03 de novembro de 2005 • 14h30 • atualizado às 17h32

Teólogos, cientistas e filósofos discutirão o infinito em um congresso que acontecerá na Pontifícia Universidade Lateranense de Roma entre os dias 9 e 11 de novembro, organizado pelo Conselho Pontifício para a Cultura.

O congresso, denominado "O infinito na ciência, na filosofia e na teologia", faz parte do projeto STOQ (Ciência, Teologia e Pesquisa Ontológica), impulsionado pelo Vaticano com o objetivo de superar as diferenças entre a ciência e a fé e para recuperar a unidade do saber.

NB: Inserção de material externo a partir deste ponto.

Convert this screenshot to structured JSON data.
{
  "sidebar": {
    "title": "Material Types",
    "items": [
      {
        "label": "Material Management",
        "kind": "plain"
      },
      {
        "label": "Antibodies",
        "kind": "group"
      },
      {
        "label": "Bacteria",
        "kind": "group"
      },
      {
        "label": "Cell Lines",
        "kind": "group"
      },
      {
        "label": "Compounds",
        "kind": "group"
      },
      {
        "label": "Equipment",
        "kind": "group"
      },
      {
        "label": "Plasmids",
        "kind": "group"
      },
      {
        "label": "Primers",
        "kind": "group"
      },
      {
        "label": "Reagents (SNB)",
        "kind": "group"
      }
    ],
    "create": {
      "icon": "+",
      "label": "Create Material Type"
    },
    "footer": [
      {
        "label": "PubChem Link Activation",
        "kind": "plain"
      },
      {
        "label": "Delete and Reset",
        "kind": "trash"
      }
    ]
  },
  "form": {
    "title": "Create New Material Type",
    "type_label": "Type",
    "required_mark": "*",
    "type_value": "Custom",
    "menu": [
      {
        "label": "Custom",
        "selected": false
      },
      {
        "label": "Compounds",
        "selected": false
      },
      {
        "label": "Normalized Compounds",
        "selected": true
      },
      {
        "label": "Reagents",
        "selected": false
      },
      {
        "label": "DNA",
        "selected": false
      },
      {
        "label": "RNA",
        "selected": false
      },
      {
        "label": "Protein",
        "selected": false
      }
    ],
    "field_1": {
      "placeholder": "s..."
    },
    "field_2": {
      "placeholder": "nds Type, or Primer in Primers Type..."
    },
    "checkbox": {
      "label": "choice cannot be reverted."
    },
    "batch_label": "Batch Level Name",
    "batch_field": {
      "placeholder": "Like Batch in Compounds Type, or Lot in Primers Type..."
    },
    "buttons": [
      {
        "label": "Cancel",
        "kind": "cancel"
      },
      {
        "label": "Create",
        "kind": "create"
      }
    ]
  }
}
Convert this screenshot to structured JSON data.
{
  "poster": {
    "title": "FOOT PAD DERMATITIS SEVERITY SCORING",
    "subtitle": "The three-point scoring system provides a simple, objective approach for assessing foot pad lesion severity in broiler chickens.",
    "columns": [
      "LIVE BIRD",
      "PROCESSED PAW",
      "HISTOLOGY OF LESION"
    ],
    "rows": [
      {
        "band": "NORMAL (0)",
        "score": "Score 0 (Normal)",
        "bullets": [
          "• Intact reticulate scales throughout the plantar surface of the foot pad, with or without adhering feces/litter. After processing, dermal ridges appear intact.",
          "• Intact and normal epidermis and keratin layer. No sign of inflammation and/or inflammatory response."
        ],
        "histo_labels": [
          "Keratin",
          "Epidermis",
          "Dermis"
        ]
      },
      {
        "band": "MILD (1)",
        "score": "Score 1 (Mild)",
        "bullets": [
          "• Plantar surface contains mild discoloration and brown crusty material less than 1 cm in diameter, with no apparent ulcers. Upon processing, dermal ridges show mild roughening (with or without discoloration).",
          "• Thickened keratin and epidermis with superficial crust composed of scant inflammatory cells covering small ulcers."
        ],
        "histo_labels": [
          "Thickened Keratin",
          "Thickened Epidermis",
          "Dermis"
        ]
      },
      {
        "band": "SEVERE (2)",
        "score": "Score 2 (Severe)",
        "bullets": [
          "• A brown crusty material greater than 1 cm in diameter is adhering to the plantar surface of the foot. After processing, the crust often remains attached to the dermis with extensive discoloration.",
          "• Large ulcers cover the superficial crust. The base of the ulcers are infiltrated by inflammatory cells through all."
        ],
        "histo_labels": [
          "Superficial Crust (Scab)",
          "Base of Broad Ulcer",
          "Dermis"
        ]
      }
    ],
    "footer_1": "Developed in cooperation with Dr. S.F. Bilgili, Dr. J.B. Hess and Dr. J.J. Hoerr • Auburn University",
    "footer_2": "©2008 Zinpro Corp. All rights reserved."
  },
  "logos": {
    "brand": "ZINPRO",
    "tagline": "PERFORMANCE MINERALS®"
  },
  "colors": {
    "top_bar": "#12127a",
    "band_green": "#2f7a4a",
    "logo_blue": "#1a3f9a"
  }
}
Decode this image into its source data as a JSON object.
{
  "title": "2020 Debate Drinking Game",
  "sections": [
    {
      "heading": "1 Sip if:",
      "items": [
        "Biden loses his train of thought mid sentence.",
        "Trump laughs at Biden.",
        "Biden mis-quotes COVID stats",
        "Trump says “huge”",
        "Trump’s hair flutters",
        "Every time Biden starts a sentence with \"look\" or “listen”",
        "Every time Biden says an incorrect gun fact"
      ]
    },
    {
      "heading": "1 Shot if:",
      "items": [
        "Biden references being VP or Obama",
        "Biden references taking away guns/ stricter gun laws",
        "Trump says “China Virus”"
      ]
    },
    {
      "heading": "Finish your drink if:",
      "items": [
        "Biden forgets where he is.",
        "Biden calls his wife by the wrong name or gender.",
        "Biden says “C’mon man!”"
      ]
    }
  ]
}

A reunião sobre o infinito foi apresentada nesta quinta-feira no Vaticano pelo cardeal Paul Poupard, presidente do Conselho Pontifício para a Cultura, que lembrou que o projeto STQG é "filho direto da comissão de estudo do Caso Galileo", criada por João Paulo II em 1981 para elucidar nesse caso.

"A lição permanente que o Caso Galileo representa nos leva a manter vivo o diálogo entre as diferentes disciplinas e, em particular, entre a teologia e as ciências naturais, se quisermos evitar que no futuro se repitam casos similares", disse Poupard.

O bispo Gianfranco Basti, presidente do projeto STQG, informou, por sua vez, que, do congresso participarão, entre outros, os cientistas Juan Maldacena e Enrico Bombieri, o filósofo Nino Cocchiarella, o cardeal Popupard, o cardeal George Cottier e o arcebispo de Lublino (Polônia), Jozef Zycinski.

"O infinito é o único argumento de estudo comum às ciências matemática, física, humanas e teológicas", disse Basti.